Since the shift in alliances, attacks by armed factions have not only persisted but intensified. Military outposts remain prime targets, villages live under constant threat, and displacement figures continue to rise. Data from the Armed Conflict Location & Event Data Project (ACLED) reveals that in 2025 alone, over 10,000 lives were lost in political violence across the three nations, cementing the Sahel as one of the world’s most volatile regions.

A humanitarian emergency deepens

The human cost extends far beyond the battlefield. More than five million people in the Sahel have been forcibly displaced, according to UNHCR figures, a direct consequence of unrelenting insecurity. Schools shutter their doors, denying children an education, while healthcare access dwindles in the most conflict-affected zones. Each new assault triggers fresh waves of displacement, abandoned villages, and paralyzed economies.

The financial burden of endless conflict

War is expensive—and the Sahel’s governments are feeling the strain. Military budgets swell, arms purchases multiply, and security expenditures consume an ever-larger share of public funds. Meanwhile, critical needs in healthcare, education, agriculture, and infrastructure go unmet. The longer the violence persists, the harder it becomes for states to balance military spending with investments that could address the root causes of instability.

Growing dependence on a foreign partner

The unintended consequence of this exclusive alliance is a deepening reliance on external support. As security deteriorates, governments find themselves compelled to seek more assistance, more equipment, and more military cooperation. This cycle raises a pressing question: Can a strategy that demands ever-increasing foreign intervention truly symbolize regained sovereignty?

Russia’s strategic gains in the Sahel

For Moscow, the partnership has yielded significant geopolitical dividends. Every new military accord strengthens its diplomatic foothold on the continent. Arms deliveries solidify its strategic presence, while security pacts expand its network of alliances in a region rich in natural resources like gold and uranium. Beyond the military sphere, Russia is also cultivating political, economic, and informational influence, positioning the Sahel as a cornerstone of its African strategy.

A political victory, not a military one

The juntas’ stated goal was to restore stability swiftly. Yet, years into their exclusive partnership with Russia, humanitarian indicators remain dire, attacks persist, and civilians continue to live under the shadow of armed groups. This does not imply that Russia alone is responsible for the security decline—a conflict as entrenched and multifaceted as the Sahel’s cannot be reduced to a single factor. Still, the alliance’s inability to deliver tangible security improvements raises a troubling question: If this partnership was touted as the decisive solution to terrorism, why do civilians still bear the heaviest burden?

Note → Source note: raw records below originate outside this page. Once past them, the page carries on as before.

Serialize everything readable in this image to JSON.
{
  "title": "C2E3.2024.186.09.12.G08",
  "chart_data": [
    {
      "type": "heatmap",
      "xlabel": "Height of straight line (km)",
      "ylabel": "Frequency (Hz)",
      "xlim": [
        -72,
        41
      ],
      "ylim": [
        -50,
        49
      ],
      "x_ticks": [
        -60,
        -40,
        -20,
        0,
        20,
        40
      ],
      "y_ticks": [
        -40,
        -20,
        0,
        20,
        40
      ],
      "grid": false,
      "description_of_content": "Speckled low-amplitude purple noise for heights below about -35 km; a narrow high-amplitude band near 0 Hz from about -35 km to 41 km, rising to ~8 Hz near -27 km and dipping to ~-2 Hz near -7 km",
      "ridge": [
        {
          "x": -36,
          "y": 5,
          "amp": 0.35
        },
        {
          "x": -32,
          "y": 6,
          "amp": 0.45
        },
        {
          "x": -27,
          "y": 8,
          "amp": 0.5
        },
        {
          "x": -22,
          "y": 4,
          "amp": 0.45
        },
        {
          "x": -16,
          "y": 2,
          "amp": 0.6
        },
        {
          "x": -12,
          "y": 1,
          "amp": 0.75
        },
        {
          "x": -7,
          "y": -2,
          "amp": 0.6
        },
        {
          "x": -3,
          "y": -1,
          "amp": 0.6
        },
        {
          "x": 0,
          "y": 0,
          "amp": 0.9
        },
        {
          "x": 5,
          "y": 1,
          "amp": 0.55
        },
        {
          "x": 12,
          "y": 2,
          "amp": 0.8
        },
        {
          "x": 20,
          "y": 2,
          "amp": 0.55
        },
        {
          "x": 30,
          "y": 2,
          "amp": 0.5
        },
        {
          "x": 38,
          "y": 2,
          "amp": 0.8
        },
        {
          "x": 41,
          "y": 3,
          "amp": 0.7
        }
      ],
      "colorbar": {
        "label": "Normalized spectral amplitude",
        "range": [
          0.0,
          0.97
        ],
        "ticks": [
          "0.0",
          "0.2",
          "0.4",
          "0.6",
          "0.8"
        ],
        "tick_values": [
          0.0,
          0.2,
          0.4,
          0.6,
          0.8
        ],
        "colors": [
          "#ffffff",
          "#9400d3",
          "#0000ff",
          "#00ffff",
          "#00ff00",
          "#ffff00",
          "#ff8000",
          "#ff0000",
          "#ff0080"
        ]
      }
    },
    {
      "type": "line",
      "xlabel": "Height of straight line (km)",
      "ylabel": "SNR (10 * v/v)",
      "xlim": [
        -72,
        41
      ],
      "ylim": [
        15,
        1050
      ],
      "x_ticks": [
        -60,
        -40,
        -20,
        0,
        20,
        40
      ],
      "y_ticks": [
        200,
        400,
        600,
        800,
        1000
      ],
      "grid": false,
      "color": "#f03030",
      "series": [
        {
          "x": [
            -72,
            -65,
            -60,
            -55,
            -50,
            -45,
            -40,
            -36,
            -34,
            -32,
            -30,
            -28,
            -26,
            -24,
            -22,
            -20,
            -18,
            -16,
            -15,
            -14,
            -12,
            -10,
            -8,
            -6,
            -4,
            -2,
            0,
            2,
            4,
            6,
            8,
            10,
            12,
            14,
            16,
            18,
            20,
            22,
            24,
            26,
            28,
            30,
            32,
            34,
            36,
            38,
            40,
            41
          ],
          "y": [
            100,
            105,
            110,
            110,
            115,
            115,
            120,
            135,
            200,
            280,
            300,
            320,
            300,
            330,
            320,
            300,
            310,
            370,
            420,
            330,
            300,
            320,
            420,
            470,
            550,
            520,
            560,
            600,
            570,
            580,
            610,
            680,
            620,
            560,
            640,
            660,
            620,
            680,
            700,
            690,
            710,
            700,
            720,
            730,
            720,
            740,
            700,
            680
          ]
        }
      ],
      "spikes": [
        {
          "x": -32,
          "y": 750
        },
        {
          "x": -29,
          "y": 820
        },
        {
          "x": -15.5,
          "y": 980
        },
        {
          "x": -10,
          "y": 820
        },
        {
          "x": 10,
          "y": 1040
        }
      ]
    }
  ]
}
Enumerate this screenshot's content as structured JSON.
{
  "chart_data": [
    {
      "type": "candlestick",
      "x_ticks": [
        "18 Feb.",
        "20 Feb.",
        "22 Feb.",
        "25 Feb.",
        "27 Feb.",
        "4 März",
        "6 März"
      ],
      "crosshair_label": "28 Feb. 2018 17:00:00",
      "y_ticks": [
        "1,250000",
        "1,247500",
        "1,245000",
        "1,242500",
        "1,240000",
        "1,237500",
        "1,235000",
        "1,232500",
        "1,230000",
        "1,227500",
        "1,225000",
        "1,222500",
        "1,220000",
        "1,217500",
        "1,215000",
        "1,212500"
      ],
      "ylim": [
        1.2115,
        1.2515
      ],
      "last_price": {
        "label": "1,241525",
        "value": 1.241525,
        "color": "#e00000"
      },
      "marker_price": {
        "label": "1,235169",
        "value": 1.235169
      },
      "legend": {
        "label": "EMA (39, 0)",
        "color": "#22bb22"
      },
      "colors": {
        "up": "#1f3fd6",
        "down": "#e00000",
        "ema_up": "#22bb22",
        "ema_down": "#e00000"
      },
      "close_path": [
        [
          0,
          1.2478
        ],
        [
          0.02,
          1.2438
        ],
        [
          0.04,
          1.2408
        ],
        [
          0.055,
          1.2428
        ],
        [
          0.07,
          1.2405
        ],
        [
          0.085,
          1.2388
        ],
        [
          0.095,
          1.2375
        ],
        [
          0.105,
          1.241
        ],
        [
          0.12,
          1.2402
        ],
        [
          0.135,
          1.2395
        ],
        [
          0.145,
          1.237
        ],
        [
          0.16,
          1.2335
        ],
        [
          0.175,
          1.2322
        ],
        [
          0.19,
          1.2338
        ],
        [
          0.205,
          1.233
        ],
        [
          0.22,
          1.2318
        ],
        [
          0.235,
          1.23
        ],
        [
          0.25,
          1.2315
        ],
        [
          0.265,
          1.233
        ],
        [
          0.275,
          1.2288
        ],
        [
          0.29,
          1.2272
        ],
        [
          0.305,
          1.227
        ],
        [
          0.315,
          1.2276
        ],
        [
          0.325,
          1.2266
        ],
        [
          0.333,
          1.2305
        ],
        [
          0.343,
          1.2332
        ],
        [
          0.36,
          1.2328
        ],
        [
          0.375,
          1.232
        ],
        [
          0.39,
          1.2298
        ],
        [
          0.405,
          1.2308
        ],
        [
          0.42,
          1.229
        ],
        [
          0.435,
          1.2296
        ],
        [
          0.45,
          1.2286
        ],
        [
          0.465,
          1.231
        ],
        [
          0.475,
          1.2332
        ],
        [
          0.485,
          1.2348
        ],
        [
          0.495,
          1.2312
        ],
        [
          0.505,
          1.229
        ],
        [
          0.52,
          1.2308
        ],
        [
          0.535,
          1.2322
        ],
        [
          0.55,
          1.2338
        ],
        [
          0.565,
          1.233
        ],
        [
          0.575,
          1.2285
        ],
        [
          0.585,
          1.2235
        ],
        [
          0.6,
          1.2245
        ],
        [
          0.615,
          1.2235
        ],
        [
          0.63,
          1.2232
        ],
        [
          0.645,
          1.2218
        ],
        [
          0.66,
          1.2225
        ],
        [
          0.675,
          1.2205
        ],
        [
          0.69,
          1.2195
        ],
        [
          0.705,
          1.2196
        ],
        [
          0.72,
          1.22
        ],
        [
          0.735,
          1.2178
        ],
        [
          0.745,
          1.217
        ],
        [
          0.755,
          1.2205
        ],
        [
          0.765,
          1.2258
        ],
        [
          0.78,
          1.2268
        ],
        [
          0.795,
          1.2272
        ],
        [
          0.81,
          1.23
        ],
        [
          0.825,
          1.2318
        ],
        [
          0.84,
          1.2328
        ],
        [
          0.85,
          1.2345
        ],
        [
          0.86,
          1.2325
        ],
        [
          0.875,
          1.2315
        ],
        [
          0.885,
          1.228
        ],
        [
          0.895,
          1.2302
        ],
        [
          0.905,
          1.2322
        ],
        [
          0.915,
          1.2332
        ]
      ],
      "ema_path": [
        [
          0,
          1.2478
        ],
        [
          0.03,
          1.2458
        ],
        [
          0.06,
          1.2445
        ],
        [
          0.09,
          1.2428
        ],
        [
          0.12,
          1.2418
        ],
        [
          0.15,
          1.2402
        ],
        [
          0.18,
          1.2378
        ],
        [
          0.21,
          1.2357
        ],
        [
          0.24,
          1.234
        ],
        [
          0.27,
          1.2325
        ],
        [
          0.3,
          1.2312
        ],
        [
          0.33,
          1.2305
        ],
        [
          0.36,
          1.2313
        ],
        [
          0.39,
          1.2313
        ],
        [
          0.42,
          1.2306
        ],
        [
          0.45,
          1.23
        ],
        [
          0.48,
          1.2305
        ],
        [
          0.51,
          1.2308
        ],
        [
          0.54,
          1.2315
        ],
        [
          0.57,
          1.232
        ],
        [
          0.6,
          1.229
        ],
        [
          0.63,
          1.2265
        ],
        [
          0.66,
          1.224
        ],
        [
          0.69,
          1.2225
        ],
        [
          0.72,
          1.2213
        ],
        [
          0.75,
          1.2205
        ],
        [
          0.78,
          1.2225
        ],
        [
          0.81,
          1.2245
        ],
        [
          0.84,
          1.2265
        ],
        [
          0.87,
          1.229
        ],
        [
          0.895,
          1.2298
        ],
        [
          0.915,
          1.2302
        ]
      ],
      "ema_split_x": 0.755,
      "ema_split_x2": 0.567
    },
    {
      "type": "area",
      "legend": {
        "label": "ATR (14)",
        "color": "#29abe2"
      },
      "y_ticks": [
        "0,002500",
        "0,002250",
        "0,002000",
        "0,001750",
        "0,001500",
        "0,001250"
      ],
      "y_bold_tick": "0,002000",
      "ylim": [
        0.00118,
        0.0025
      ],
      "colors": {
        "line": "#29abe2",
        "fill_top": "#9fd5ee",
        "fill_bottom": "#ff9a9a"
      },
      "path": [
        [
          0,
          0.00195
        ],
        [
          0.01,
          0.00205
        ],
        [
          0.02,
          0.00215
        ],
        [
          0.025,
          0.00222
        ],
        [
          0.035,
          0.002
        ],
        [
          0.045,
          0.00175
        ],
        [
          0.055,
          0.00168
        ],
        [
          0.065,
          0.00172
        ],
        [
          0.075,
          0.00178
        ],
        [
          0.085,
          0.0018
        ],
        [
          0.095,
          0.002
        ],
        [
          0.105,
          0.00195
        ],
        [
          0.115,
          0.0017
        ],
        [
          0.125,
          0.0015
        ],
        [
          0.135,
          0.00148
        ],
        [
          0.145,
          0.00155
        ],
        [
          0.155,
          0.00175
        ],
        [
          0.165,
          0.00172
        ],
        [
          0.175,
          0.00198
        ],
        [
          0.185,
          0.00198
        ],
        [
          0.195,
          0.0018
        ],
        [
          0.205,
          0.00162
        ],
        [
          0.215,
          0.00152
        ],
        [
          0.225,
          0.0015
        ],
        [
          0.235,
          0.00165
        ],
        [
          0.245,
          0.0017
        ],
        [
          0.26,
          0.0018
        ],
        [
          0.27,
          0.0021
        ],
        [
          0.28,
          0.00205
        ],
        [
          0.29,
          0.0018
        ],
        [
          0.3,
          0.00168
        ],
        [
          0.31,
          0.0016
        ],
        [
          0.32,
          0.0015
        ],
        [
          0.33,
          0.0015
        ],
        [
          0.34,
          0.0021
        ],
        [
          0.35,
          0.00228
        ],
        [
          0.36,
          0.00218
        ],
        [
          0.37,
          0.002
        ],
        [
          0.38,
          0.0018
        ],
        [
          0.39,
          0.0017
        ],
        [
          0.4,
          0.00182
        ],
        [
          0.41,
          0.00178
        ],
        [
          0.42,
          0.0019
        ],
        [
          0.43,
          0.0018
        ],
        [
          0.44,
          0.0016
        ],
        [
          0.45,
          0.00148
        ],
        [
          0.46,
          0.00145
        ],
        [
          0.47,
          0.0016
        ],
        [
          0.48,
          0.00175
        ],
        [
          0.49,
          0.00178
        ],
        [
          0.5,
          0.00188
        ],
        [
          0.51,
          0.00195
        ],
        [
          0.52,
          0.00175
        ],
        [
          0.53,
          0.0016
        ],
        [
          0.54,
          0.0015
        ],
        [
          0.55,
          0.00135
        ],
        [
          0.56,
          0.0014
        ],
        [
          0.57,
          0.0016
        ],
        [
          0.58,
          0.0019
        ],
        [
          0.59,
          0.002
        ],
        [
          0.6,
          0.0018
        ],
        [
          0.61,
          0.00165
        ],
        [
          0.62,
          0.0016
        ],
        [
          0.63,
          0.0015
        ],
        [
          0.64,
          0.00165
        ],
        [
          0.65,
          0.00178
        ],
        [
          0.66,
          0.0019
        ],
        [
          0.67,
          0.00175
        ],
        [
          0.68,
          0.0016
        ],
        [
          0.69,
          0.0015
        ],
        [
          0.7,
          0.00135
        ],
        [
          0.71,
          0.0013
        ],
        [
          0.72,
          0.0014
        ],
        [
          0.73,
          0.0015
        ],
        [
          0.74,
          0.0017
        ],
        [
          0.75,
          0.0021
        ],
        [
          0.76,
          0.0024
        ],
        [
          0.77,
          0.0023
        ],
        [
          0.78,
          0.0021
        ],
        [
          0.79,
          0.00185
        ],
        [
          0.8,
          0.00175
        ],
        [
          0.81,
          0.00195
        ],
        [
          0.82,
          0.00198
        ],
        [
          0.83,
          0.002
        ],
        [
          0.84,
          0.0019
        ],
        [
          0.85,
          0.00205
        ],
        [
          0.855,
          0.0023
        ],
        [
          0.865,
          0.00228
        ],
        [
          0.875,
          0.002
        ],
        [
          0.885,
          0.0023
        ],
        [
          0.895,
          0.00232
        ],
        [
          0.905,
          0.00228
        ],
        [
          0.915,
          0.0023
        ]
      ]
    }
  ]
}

As the violence drags on, one truth becomes undeniable: the Sahel’s civilians are paying the highest price. Families mourn their dead, villages empty out, and millions are uprooted—all while Russia’s strategic footprint in the region grows stronger. The paradox is stark: the deeper the conflict sinks, the more indispensable Moscow becomes to the region’s military regimes, even as concrete security benefits for local populations remain elusive.